La scoperta del chinino poi, favorì ulteriori colonizzazioni, che prima erano ostacolate dalla malattia. In breve gli europei, in questo caso i britannici, decisero che la corteccia doveva essere loro, che non bastava più ricavarla in loco, ma che era giunto il momento di coltivarla massivamente in India. Più facile a dirsi che a farsi: è difficile trasportare per mare delle piante esotiche, e forse proprio per questo erano simbolo di prestigio nelle corti europee. Furono mandati in avanscoperta il funzionario Clements Markham, il botanico Richard Spruce e il giardiniere Robert Cross, e la spedizione fu un successo, anche grazie alla cassa di Ward, una specie di serra portatile, che ha permesso il trasferimento delle piante. Questa può essere raccontata come una storia di progresso, e in effetti è stato fatto proprio questo, ma a chi ha portato un vantaggio? Agli europei, naturalmente, che si arricchirono grazie a una scoperta non loro, tanto più se si considera che in India la malattia era endemica, ma solo una piccola quantità di chinino arrivava alle popolazioni locali, anche se era coltivato proprio sui loro territori.
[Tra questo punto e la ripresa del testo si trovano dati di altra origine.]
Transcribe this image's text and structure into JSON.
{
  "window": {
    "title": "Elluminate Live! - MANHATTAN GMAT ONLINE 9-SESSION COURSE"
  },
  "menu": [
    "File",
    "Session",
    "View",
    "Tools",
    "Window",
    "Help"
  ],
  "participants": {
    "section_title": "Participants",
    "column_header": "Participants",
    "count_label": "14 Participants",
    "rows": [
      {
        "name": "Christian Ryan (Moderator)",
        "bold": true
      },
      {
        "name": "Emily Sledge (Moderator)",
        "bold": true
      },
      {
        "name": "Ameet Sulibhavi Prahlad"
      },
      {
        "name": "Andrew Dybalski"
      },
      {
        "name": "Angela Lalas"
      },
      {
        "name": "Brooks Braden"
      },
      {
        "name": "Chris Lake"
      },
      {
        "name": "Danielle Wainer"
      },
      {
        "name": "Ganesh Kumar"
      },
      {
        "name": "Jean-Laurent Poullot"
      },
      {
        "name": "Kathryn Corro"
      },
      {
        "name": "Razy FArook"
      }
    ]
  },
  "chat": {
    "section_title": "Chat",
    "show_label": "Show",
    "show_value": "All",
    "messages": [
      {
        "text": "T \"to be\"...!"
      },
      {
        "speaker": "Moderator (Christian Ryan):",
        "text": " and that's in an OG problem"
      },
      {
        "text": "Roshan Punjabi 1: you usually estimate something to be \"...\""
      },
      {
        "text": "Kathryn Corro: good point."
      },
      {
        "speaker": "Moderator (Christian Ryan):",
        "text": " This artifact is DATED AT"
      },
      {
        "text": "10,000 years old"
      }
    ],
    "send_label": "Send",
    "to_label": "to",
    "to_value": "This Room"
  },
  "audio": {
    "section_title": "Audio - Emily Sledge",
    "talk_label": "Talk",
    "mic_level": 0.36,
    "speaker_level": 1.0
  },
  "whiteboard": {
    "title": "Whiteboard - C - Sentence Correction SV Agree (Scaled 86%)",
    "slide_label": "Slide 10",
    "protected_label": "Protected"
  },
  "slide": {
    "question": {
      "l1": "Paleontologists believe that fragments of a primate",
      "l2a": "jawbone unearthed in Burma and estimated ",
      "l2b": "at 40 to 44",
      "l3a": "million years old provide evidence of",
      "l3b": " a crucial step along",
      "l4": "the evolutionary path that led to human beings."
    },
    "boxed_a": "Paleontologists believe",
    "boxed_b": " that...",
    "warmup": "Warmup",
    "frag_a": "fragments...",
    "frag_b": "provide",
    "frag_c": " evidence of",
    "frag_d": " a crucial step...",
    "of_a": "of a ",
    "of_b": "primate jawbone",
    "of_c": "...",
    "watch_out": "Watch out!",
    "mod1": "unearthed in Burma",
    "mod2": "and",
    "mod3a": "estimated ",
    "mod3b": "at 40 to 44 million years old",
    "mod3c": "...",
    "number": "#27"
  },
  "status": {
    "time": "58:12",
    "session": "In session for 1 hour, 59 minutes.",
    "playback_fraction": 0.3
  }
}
La conquista di un bene naturale come il chinino, avvenuta grazie a uno sforzo scientifico non meno importante di quello militare e politico, ha corrisposto al miglioramento delle condizioni di solo una minoranza dell'umanità Marco Boscolo

Uno degli aspetti positivi del libro è la sua accessibilità. Anche se l’argomento trattato è complesso, e forse avrebbe meritato una trattazione più lunga, Boscolo riesce a mantenere un linguaggio chiaro e comprensibile, rendendo il libro adatto a qualsiasi pubblico. Questo è particolarmente importante, perché la riflessione sulle radici coloniali della scienza non dovrebbe essere confinata a una discussione accademica, ma dovrebbe coinvolgere un pubblico più ampio.
Tra i punti deboli, si potrebbe notare la mancanza di un approfondimento su come la scienza possa evolvere per superare queste radici coloniali. Sebbene Boscolo offra degli spunti, il libro avrebbe potuto includere maggiori riflessioni su possibili soluzioni o strategie per rendere la scienza più inclusiva e sensibile alle diverse tradizioni culturali, ma di questo l’autore ne è consapevole e infatti precisa che il suo scopo era soprattutto quello di sollevare un problema troppo spesso ignorato.

La bianca scienza è un libro che merita di essere letto da tutti, ma in particolare dagli scienziati e dai ricercatori occidentali. Spesso, in buona fede, non ci si rende conto dei pregiudizi e delle dinamiche di potere che permeano l’ambiente lavorativo quotidiano, ma ignorare questi problemi non li risolve, anzi, rischia di perpetuarli. Marco Boscolo ci invita a guardare oltre la superficie e a confrontarci con le ombre del passato per costruire una scienza più giusta e inclusiva: affrontare apertamente questa eredità coloniale non è solo un atto di giustizia storica, ma anche un passo necessario per garantire che la scienza possa veramente servire l'intera umanità, e non solo quella che è nata “dalla parte giusta” del mondo.